Claude Lévi-Strauss, Tristes Tropiques (Plon, 1955)

30/05/2008

Extension du domaine du mouvement

De retour d'Europe, je regardais autour de moi au Dulles Airport à Washington DC l'autre jour. Dans les aéroports (et dans les malls ou les voitures aussi bien), les Américains passent leur temps à boire, sodas pour les enfants, jus de fruit pour les femmes, bières pour les hommes, parfois vin ou champagne pour les adultes dans les business lounges.

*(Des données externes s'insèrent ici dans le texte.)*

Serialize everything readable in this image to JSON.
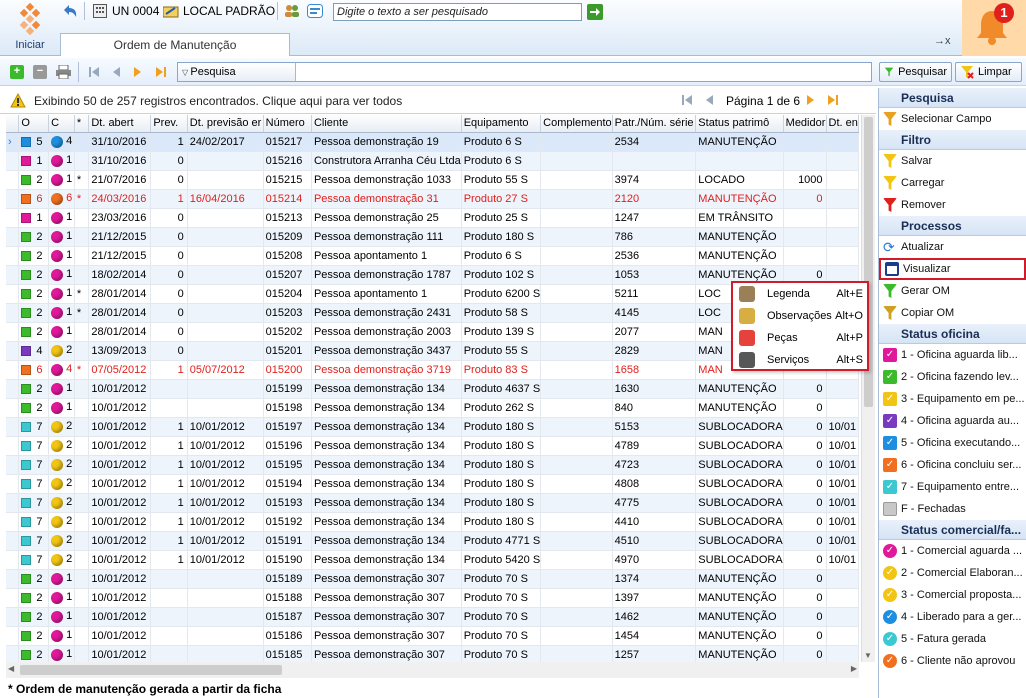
{
  "top": {
    "iniciar": "Iniciar",
    "unit": "UN 0004",
    "location": "LOCAL PADRÃO",
    "search_placeholder": "Digite o texto a ser pesquisado",
    "tab": "Ordem de Manutenção",
    "notif_count": "1",
    "tab_controls": "→x"
  },
  "toolbar": {
    "search_label": "Pesquisa",
    "search_btn": "Pesquisar",
    "clear_btn": "Limpar"
  },
  "info": {
    "text": "Exibindo 50 de 257 registros encontrados. Clique aqui para ver todos",
    "page": "Página 1 de 6"
  },
  "columns": [
    "O",
    "C",
    "*",
    "Dt. abert",
    "Prev.",
    "Dt. previsão er",
    "Número",
    "Cliente",
    "Equipamento",
    "Complemento",
    "Patr./Núm. série",
    "Status patrimô",
    "Medidor",
    "Dt. en"
  ],
  "colors": {
    "blue": "#1e8fe0",
    "magenta": "#e0189a",
    "green": "#3bbb2c",
    "orange": "#f07020",
    "purple": "#7a3ac0",
    "cyan": "#3cc8d0",
    "yellow": "#f2c514",
    "red": "#e0201b"
  },
  "rows": [
    {
      "o": "5",
      "oc": "blue",
      "c": "4",
      "cc": "blue",
      "star": "",
      "dt": "31/10/2016",
      "prev": "1",
      "dtp": "24/02/2017",
      "num": "015217",
      "cli": "Pessoa demonstração 19",
      "eq": "Produto 6 S",
      "comp": "",
      "patr": "2534",
      "status": "MANUTENÇÃO",
      "med": "",
      "dte": "",
      "sel": true
    },
    {
      "o": "1",
      "oc": "magenta",
      "c": "1",
      "cc": "magenta",
      "star": "",
      "dt": "31/10/2016",
      "prev": "0",
      "dtp": "",
      "num": "015216",
      "cli": "Construtora Arranha Céu Ltda",
      "eq": "Produto 6 S",
      "comp": "",
      "patr": "",
      "status": "",
      "med": "",
      "dte": ""
    },
    {
      "o": "2",
      "oc": "green",
      "c": "1",
      "cc": "magenta",
      "star": "*",
      "dt": "21/07/2016",
      "prev": "0",
      "dtp": "",
      "num": "015215",
      "cli": "Pessoa demonstração 1033",
      "eq": "Produto 55 S",
      "comp": "",
      "patr": "3974",
      "status": "LOCADO",
      "med": "1000",
      "dte": ""
    },
    {
      "o": "6",
      "oc": "orange",
      "c": "6",
      "cc": "orange",
      "star": "*",
      "dt": "24/03/2016",
      "prev": "1",
      "dtp": "16/04/2016",
      "num": "015214",
      "cli": "Pessoa demonstração 31",
      "eq": "Produto 27 S",
      "comp": "",
      "patr": "2120",
      "status": "MANUTENÇÃO",
      "med": "0",
      "dte": "",
      "red": true
    },
    {
      "o": "1",
      "oc": "magenta",
      "c": "1",
      "cc": "magenta",
      "star": "",
      "dt": "23/03/2016",
      "prev": "0",
      "dtp": "",
      "num": "015213",
      "cli": "Pessoa demonstração 25",
      "eq": "Produto 25 S",
      "comp": "",
      "patr": "1247",
      "status": "EM TRÂNSITO",
      "med": "",
      "dte": ""
    },
    {
      "o": "2",
      "oc": "green",
      "c": "1",
      "cc": "magenta",
      "star": "",
      "dt": "21/12/2015",
      "prev": "0",
      "dtp": "",
      "num": "015209",
      "cli": "Pessoa demonstração 111",
      "eq": "Produto 180 S",
      "comp": "",
      "patr": "786",
      "status": "MANUTENÇÃO",
      "med": "",
      "dte": ""
    },
    {
      "o": "2",
      "oc": "green",
      "c": "1",
      "cc": "magenta",
      "star": "",
      "dt": "21/12/2015",
      "prev": "0",
      "dtp": "",
      "num": "015208",
      "cli": "Pessoa apontamento 1",
      "eq": "Produto 6 S",
      "comp": "",
      "patr": "2536",
      "status": "MANUTENÇÃO",
      "med": "",
      "dte": ""
    },
    {
      "o": "2",
      "oc": "green",
      "c": "1",
      "cc": "magenta",
      "star": "",
      "dt": "18/02/2014",
      "prev": "0",
      "dtp": "",
      "num": "015207",
      "cli": "Pessoa demonstração 1787",
      "eq": "Produto 102 S",
      "comp": "",
      "patr": "1053",
      "status": "MANUTENÇÃO",
      "med": "0",
      "dte": ""
    },
    {
      "o": "2",
      "oc": "green",
      "c": "1",
      "cc": "magenta",
      "star": "*",
      "dt": "28/01/2014",
      "prev": "0",
      "dtp": "",
      "num": "015204",
      "cli": "Pessoa apontamento 1",
      "eq": "Produto 6200 S",
      "comp": "",
      "patr": "5211",
      "status": "LOC",
      "med": "",
      "dte": ""
    },
    {
      "o": "2",
      "oc": "green",
      "c": "1",
      "cc": "magenta",
      "star": "*",
      "dt": "28/01/2014",
      "prev": "0",
      "dtp": "",
      "num": "015203",
      "cli": "Pessoa demonstração 2431",
      "eq": "Produto 58 S",
      "comp": "",
      "patr": "4145",
      "status": "LOC",
      "med": "",
      "dte": ""
    },
    {
      "o": "2",
      "oc": "green",
      "c": "1",
      "cc": "magenta",
      "star": "",
      "dt": "28/01/2014",
      "prev": "0",
      "dtp": "",
      "num": "015202",
      "cli": "Pessoa demonstração 2003",
      "eq": "Produto 139 S",
      "comp": "",
      "patr": "2077",
      "status": "MAN",
      "med": "",
      "dte": ""
    },
    {
      "o": "4",
      "oc": "purple",
      "c": "2",
      "cc": "yellow",
      "star": "",
      "dt": "13/09/2013",
      "prev": "0",
      "dtp": "",
      "num": "015201",
      "cli": "Pessoa demonstração 3437",
      "eq": "Produto 55 S",
      "comp": "",
      "patr": "2829",
      "status": "MAN",
      "med": "",
      "dte": ""
    },
    {
      "o": "6",
      "oc": "orange",
      "c": "4",
      "cc": "magenta",
      "star": "*",
      "dt": "07/05/2012",
      "prev": "1",
      "dtp": "05/07/2012",
      "num": "015200",
      "cli": "Pessoa demonstração 3719",
      "eq": "Produto 83 S",
      "comp": "",
      "patr": "1658",
      "status": "MAN",
      "med": "",
      "dte": "",
      "red": true
    },
    {
      "o": "2",
      "oc": "green",
      "c": "1",
      "cc": "magenta",
      "star": "",
      "dt": "10/01/2012",
      "prev": "",
      "dtp": "",
      "num": "015199",
      "cli": "Pessoa demonstração 134",
      "eq": "Produto 4637 S",
      "comp": "",
      "patr": "1630",
      "status": "MANUTENÇÃO",
      "med": "0",
      "dte": ""
    },
    {
      "o": "2",
      "oc": "green",
      "c": "1",
      "cc": "magenta",
      "star": "",
      "dt": "10/01/2012",
      "prev": "",
      "dtp": "",
      "num": "015198",
      "cli": "Pessoa demonstração 134",
      "eq": "Produto 262 S",
      "comp": "",
      "patr": "840",
      "status": "MANUTENÇÃO",
      "med": "0",
      "dte": ""
    },
    {
      "o": "7",
      "oc": "cyan",
      "c": "2",
      "cc": "yellow",
      "star": "",
      "dt": "10/01/2012",
      "prev": "1",
      "dtp": "10/01/2012",
      "num": "015197",
      "cli": "Pessoa demonstração 134",
      "eq": "Produto 180 S",
      "comp": "",
      "patr": "5153",
      "status": "SUBLOCADORA",
      "med": "0",
      "dte": "10/01"
    },
    {
      "o": "7",
      "oc": "cyan",
      "c": "2",
      "cc": "yellow",
      "star": "",
      "dt": "10/01/2012",
      "prev": "1",
      "dtp": "10/01/2012",
      "num": "015196",
      "cli": "Pessoa demonstração 134",
      "eq": "Produto 180 S",
      "comp": "",
      "patr": "4789",
      "status": "SUBLOCADORA",
      "med": "0",
      "dte": "10/01"
    },
    {
      "o": "7",
      "oc": "cyan",
      "c": "2",
      "cc": "yellow",
      "star": "",
      "dt": "10/01/2012",
      "prev": "1",
      "dtp": "10/01/2012",
      "num": "015195",
      "cli": "Pessoa demonstração 134",
      "eq": "Produto 180 S",
      "comp": "",
      "patr": "4723",
      "status": "SUBLOCADORA",
      "med": "0",
      "dte": "10/01"
    },
    {
      "o": "7",
      "oc": "cyan",
      "c": "2",
      "cc": "yellow",
      "star": "",
      "dt": "10/01/2012",
      "prev": "1",
      "dtp": "10/01/2012",
      "num": "015194",
      "cli": "Pessoa demonstração 134",
      "eq": "Produto 180 S",
      "comp": "",
      "patr": "4808",
      "status": "SUBLOCADORA",
      "med": "0",
      "dte": "10/01"
    },
    {
      "o": "7",
      "oc": "cyan",
      "c": "2",
      "cc": "yellow",
      "star": "",
      "dt": "10/01/2012",
      "prev": "1",
      "dtp": "10/01/2012",
      "num": "015193",
      "cli": "Pessoa demonstração 134",
      "eq": "Produto 180 S",
      "comp": "",
      "patr": "4775",
      "status": "SUBLOCADORA",
      "med": "0",
      "dte": "10/01"
    },
    {
      "o": "7",
      "oc": "cyan",
      "c": "2",
      "cc": "yellow",
      "star": "",
      "dt": "10/01/2012",
      "prev": "1",
      "dtp": "10/01/2012",
      "num": "015192",
      "cli": "Pessoa demonstração 134",
      "eq": "Produto 180 S",
      "comp": "",
      "patr": "4410",
      "status": "SUBLOCADORA",
      "med": "0",
      "dte": "10/01"
    },
    {
      "o": "7",
      "oc": "cyan",
      "c": "2",
      "cc": "yellow",
      "star": "",
      "dt": "10/01/2012",
      "prev": "1",
      "dtp": "10/01/2012",
      "num": "015191",
      "cli": "Pessoa demonstração 134",
      "eq": "Produto 4771 S",
      "comp": "",
      "patr": "4510",
      "status": "SUBLOCADORA",
      "med": "0",
      "dte": "10/01"
    },
    {
      "o": "7",
      "oc": "cyan",
      "c": "2",
      "cc": "yellow",
      "star": "",
      "dt": "10/01/2012",
      "prev": "1",
      "dtp": "10/01/2012",
      "num": "015190",
      "cli": "Pessoa demonstração 134",
      "eq": "Produto 5420 S",
      "comp": "",
      "patr": "4970",
      "status": "SUBLOCADORA",
      "med": "0",
      "dte": "10/01"
    },
    {
      "o": "2",
      "oc": "green",
      "c": "1",
      "cc": "magenta",
      "star": "",
      "dt": "10/01/2012",
      "prev": "",
      "dtp": "",
      "num": "015189",
      "cli": "Pessoa demonstração 307",
      "eq": "Produto 70 S",
      "comp": "",
      "patr": "1374",
      "status": "MANUTENÇÃO",
      "med": "0",
      "dte": ""
    },
    {
      "o": "2",
      "oc": "green",
      "c": "1",
      "cc": "magenta",
      "star": "",
      "dt": "10/01/2012",
      "prev": "",
      "dtp": "",
      "num": "015188",
      "cli": "Pessoa demonstração 307",
      "eq": "Produto 70 S",
      "comp": "",
      "patr": "1397",
      "status": "MANUTENÇÃO",
      "med": "0",
      "dte": ""
    },
    {
      "o": "2",
      "oc": "green",
      "c": "1",
      "cc": "magenta",
      "star": "",
      "dt": "10/01/2012",
      "prev": "",
      "dtp": "",
      "num": "015187",
      "cli": "Pessoa demonstração 307",
      "eq": "Produto 70 S",
      "comp": "",
      "patr": "1462",
      "status": "MANUTENÇÃO",
      "med": "0",
      "dte": ""
    },
    {
      "o": "2",
      "oc": "green",
      "c": "1",
      "cc": "magenta",
      "star": "",
      "dt": "10/01/2012",
      "prev": "",
      "dtp": "",
      "num": "015186",
      "cli": "Pessoa demonstração 307",
      "eq": "Produto 70 S",
      "comp": "",
      "patr": "1454",
      "status": "MANUTENÇÃO",
      "med": "0",
      "dte": ""
    },
    {
      "o": "2",
      "oc": "green",
      "c": "1",
      "cc": "magenta",
      "star": "",
      "dt": "10/01/2012",
      "prev": "",
      "dtp": "",
      "num": "015185",
      "cli": "Pessoa demonstração 307",
      "eq": "Produto 70 S",
      "comp": "",
      "patr": "1257",
      "status": "MANUTENÇÃO",
      "med": "0",
      "dte": ""
    }
  ],
  "footer": "* Ordem de manutenção gerada a partir da ficha",
  "panel": {
    "sections": [
      {
        "title": "Pesquisa",
        "items": [
          {
            "label": "Selecionar Campo",
            "icon": "select-field-icon",
            "color": "#e8a020"
          }
        ]
      },
      {
        "title": "Filtro",
        "items": [
          {
            "label": "Salvar",
            "icon": "filter-save-icon",
            "color": "#f2c514"
          },
          {
            "label": "Carregar",
            "icon": "filter-load-icon",
            "color": "#f2c514"
          },
          {
            "label": "Remover",
            "icon": "filter-remove-icon",
            "color": "#e0201b"
          }
        ]
      },
      {
        "title": "Processos",
        "items": [
          {
            "label": "Atualizar",
            "icon": "refresh-icon",
            "color": "#2a7ad8"
          },
          {
            "label": "Visualizar",
            "icon": "view-icon",
            "color": "#1a3c8e",
            "highlight": true
          },
          {
            "label": "Gerar OM",
            "icon": "generate-om-icon",
            "color": "#3bbb2c"
          },
          {
            "label": "Copiar OM",
            "icon": "copy-om-icon",
            "color": "#d0a020"
          }
        ]
      },
      {
        "title": "Status oficina",
        "items": [
          {
            "label": "1 - Oficina aguarda lib...",
            "icon": "check-icon",
            "color": "#e0189a"
          },
          {
            "label": "2 - Oficina fazendo lev...",
            "icon": "check-icon",
            "color": "#3bbb2c"
          },
          {
            "label": "3 - Equipamento em pe...",
            "icon": "check-icon",
            "color": "#f2c514"
          },
          {
            "label": "4 - Oficina aguarda au...",
            "icon": "check-icon",
            "color": "#7a3ac0"
          },
          {
            "label": "5 - Oficina executando...",
            "icon": "check-icon",
            "color": "#1e8fe0"
          },
          {
            "label": "6 - Oficina concluiu ser...",
            "icon": "check-icon",
            "color": "#f07020"
          },
          {
            "label": "7 - Equipamento entre...",
            "icon": "check-icon",
            "color": "#3cc8d0"
          },
          {
            "label": "F - Fechadas",
            "icon": "square-icon",
            "color": "#c8c8c8"
          }
        ]
      },
      {
        "title": "Status comercial/fa...",
        "items": [
          {
            "label": "1 - Comercial aguarda ...",
            "icon": "check-ball-icon",
            "color": "#e0189a"
          },
          {
            "label": "2 - Comercial Elaboran...",
            "icon": "check-ball-icon",
            "color": "#f2c514"
          },
          {
            "label": "3 - Comercial proposta...",
            "icon": "check-ball-icon",
            "color": "#f2c514"
          },
          {
            "label": "4 - Liberado para a ger...",
            "icon": "check-ball-icon",
            "color": "#1e8fe0"
          },
          {
            "label": "5 - Fatura gerada",
            "icon": "check-ball-icon",
            "color": "#3cc8d0"
          },
          {
            "label": "6 - Cliente não aprovou",
            "icon": "check-ball-icon",
            "color": "#f07020"
          }
        ]
      }
    ]
  },
  "context_menu": [
    {
      "label": "Legenda",
      "shortcut": "Alt+E",
      "icon": "legend-icon"
    },
    {
      "label": "Observações",
      "shortcut": "Alt+O",
      "icon": "notes-icon"
    },
    {
      "label": "Peças",
      "shortcut": "Alt+P",
      "icon": "parts-icon"
    },
    {
      "label": "Serviços",
      "shortcut": "Alt+S",
      "icon": "services-icon"
    }
  ]
}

Quand ils ne boivent pas, ils mangent : burgers, hot dogs, nourriture mexicaine, glaces et sucreries diverses, tout y passe. Il est pourtant possible de les voir ni manger, ni boire : c'est qu'alors, ils téléphonent avec un appareil dernier cri, pianotent sur leur ordinateur, visionnent une video ou manipulent avec dextérité leur blackberry. A moins qu'ils ne se bornent à regarder les infos ou le dernier match de baseball sur les écrans disséminés un peu partout, maintenant même dans les taxis new yorkais ou les toilettes publiques.

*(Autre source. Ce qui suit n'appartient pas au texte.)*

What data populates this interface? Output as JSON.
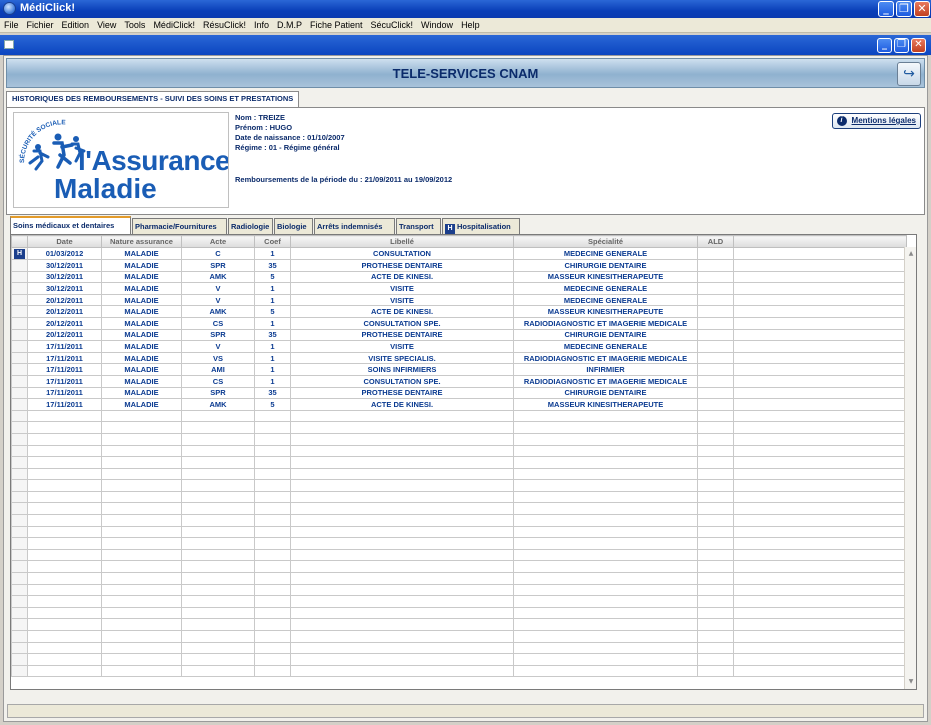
{
  "window": {
    "title": "MédiClick!"
  },
  "menu": [
    "File",
    "Fichier",
    "Edition",
    "View",
    "Tools",
    "MédiClick!",
    "RésuClick!",
    "Info",
    "D.M.P",
    "Fiche Patient",
    "SécuClick!",
    "Window",
    "Help"
  ],
  "banner": {
    "title": "TELE-SERVICES CNAM"
  },
  "main_tab": "HISTORIQUES DES REMBOURSEMENTS - SUIVI DES SOINS ET PRESTATIONS",
  "logo": {
    "arc_text": "SÉCURITÉ SOCIALE",
    "line1": "l'Assurance",
    "line2": "Maladie"
  },
  "patient": {
    "nom": "Nom : TREIZE",
    "prenom": "Prénom : HUGO",
    "naissance": "Date de naissance : 01/10/2007",
    "regime": "Régime : 01 -  Régime général",
    "periode": "Remboursements de la période du : 21/09/2011 au 19/09/2012"
  },
  "legal_button": "Mentions légales",
  "subtabs": [
    "Soins médicaux et dentaires",
    "Pharmacie/Fournitures",
    "Radiologie",
    "Biologie",
    "Arrêts indemnisés",
    "Transport",
    "Hospitalisation"
  ],
  "table": {
    "columns": [
      "Date",
      "Nature assurance",
      "Acte",
      "Coef",
      "Libellé",
      "Spécialité",
      "ALD"
    ],
    "rows": [
      [
        "01/03/2012",
        "MALADIE",
        "C",
        "1",
        "CONSULTATION",
        "MEDECINE GENERALE",
        ""
      ],
      [
        "30/12/2011",
        "MALADIE",
        "SPR",
        "35",
        "PROTHESE DENTAIRE",
        "CHIRURGIE DENTAIRE",
        ""
      ],
      [
        "30/12/2011",
        "MALADIE",
        "AMK",
        "5",
        "ACTE DE KINESI.",
        "MASSEUR KINESITHERAPEUTE",
        ""
      ],
      [
        "30/12/2011",
        "MALADIE",
        "V",
        "1",
        "VISITE",
        "MEDECINE GENERALE",
        ""
      ],
      [
        "20/12/2011",
        "MALADIE",
        "V",
        "1",
        "VISITE",
        "MEDECINE GENERALE",
        ""
      ],
      [
        "20/12/2011",
        "MALADIE",
        "AMK",
        "5",
        "ACTE DE KINESI.",
        "MASSEUR KINESITHERAPEUTE",
        ""
      ],
      [
        "20/12/2011",
        "MALADIE",
        "CS",
        "1",
        "CONSULTATION SPE.",
        "RADIODIAGNOSTIC ET IMAGERIE MEDICALE",
        ""
      ],
      [
        "20/12/2011",
        "MALADIE",
        "SPR",
        "35",
        "PROTHESE DENTAIRE",
        "CHIRURGIE DENTAIRE",
        ""
      ],
      [
        "17/11/2011",
        "MALADIE",
        "V",
        "1",
        "VISITE",
        "MEDECINE GENERALE",
        ""
      ],
      [
        "17/11/2011",
        "MALADIE",
        "VS",
        "1",
        "VISITE SPECIALIS.",
        "RADIODIAGNOSTIC ET IMAGERIE MEDICALE",
        ""
      ],
      [
        "17/11/2011",
        "MALADIE",
        "AMI",
        "1",
        "SOINS INFIRMIERS",
        "INFIRMIER",
        ""
      ],
      [
        "17/11/2011",
        "MALADIE",
        "CS",
        "1",
        "CONSULTATION SPE.",
        "RADIODIAGNOSTIC ET IMAGERIE MEDICALE",
        ""
      ],
      [
        "17/11/2011",
        "MALADIE",
        "SPR",
        "35",
        "PROTHESE DENTAIRE",
        "CHIRURGIE DENTAIRE",
        ""
      ],
      [
        "17/11/2011",
        "MALADIE",
        "AMK",
        "5",
        "ACTE DE KINESI.",
        "MASSEUR KINESITHERAPEUTE",
        ""
      ]
    ]
  }
}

Même impression lorsque nous logions à Easton, il y a un peu plus d'un an maintenant, au retour des beaux jours, ou même encore au coeur de German Village, de temps à autre, lorsque l'on sort le soir profiter de la fraîcheur du jardin ou des parcs (et, il me faut le reconnaître également, aujourd'hui aussi de la riviera de Toronto, entre le lac et le centre) : toujours, le bruit sourd et lointain, de la circulation sur les grandes artères qui quadrillent le pays en tous sens, un bruit qui ne s'estompe jamais totalement, même au coeur de la nuit. Quand ce ne sont pas voitures ou camions d'ailleurs, ce sont les avions qui relient toutes les grandes villes, les hélicoptères qui surveillent les quartiers black - ou même les grands trains de marchandises qui klaxonnent puissamment au milieu de la nuit comme pour mieux scander ce mouvement permanent.

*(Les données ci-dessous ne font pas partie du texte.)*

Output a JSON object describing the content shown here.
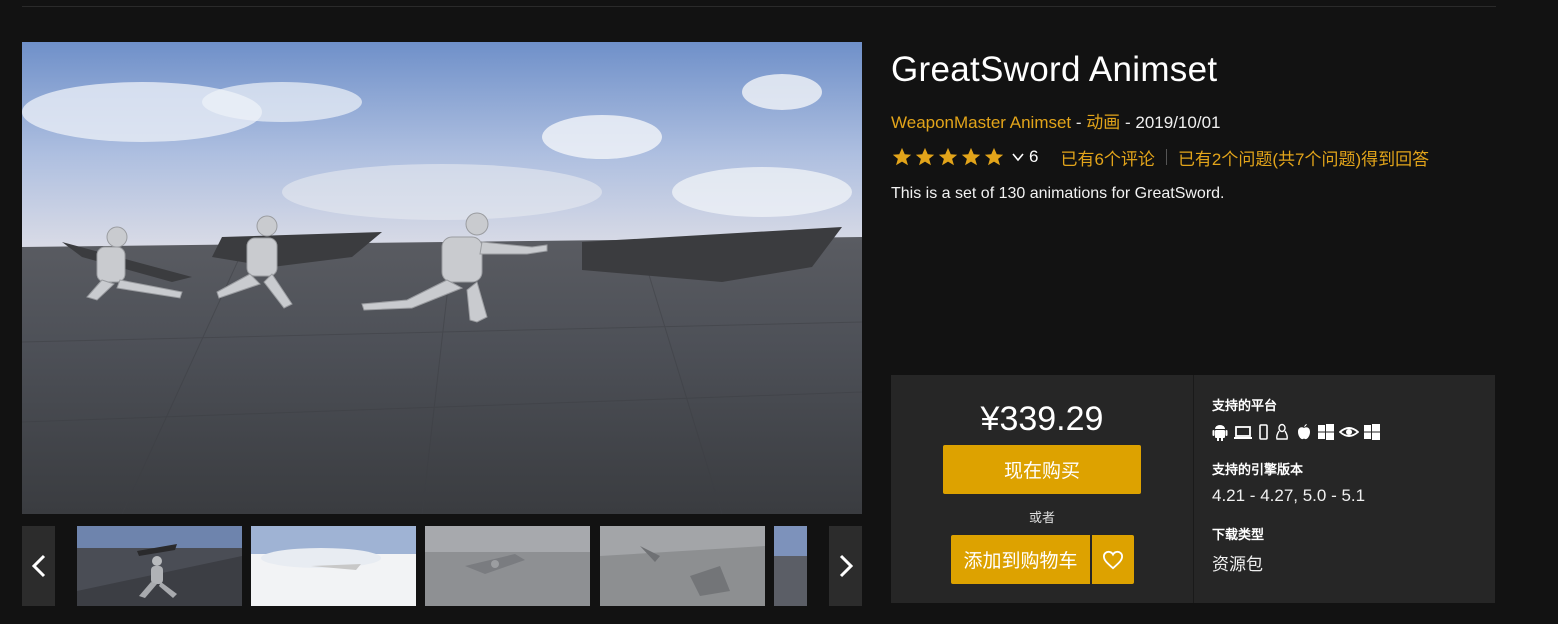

Et ainsi de suite, le mouvement s'étend à toutes les sphères de la vie - voyez encore le rôle joué dans l'économie américaine par le ressort de la consommation et de l'endettement, qui produit la même impression que la machine ne peut s'arrêter. Ainsi, ce qui me semble le mieux définir l'Amérique, c'est ce mouvement perpétuel, cette impression mécanique qui ne disparaît jamais complètement, qu'ici, ça ne s'arrête jamais. A la folie de la révolution permanente il y a un siècle, répond aujourd'hui la vanité du mouvement incessant. On redoute, on redoutait naguère dans les milieux progressistes la marchandisation du monde et de la personne ; on dirait qu'aujourd'hui c'est cette satellisation tous azimuts qui lui confère sa forme la plus achevée et, à proprement parler, vertigineuse par la distance qu'elle introduit entre la condition humaine et, aurait dit Hannah Arendt, la terre comme habitat, comme lieu vivable.

Oui mais, si le mouvement c'est la folie, l'arrêt c'est la mort. Sans s'arrêter encore alors, lever de temps en temps la tête au ciel et, au milieu du vacarme, se souvenir du Pacifique Sud.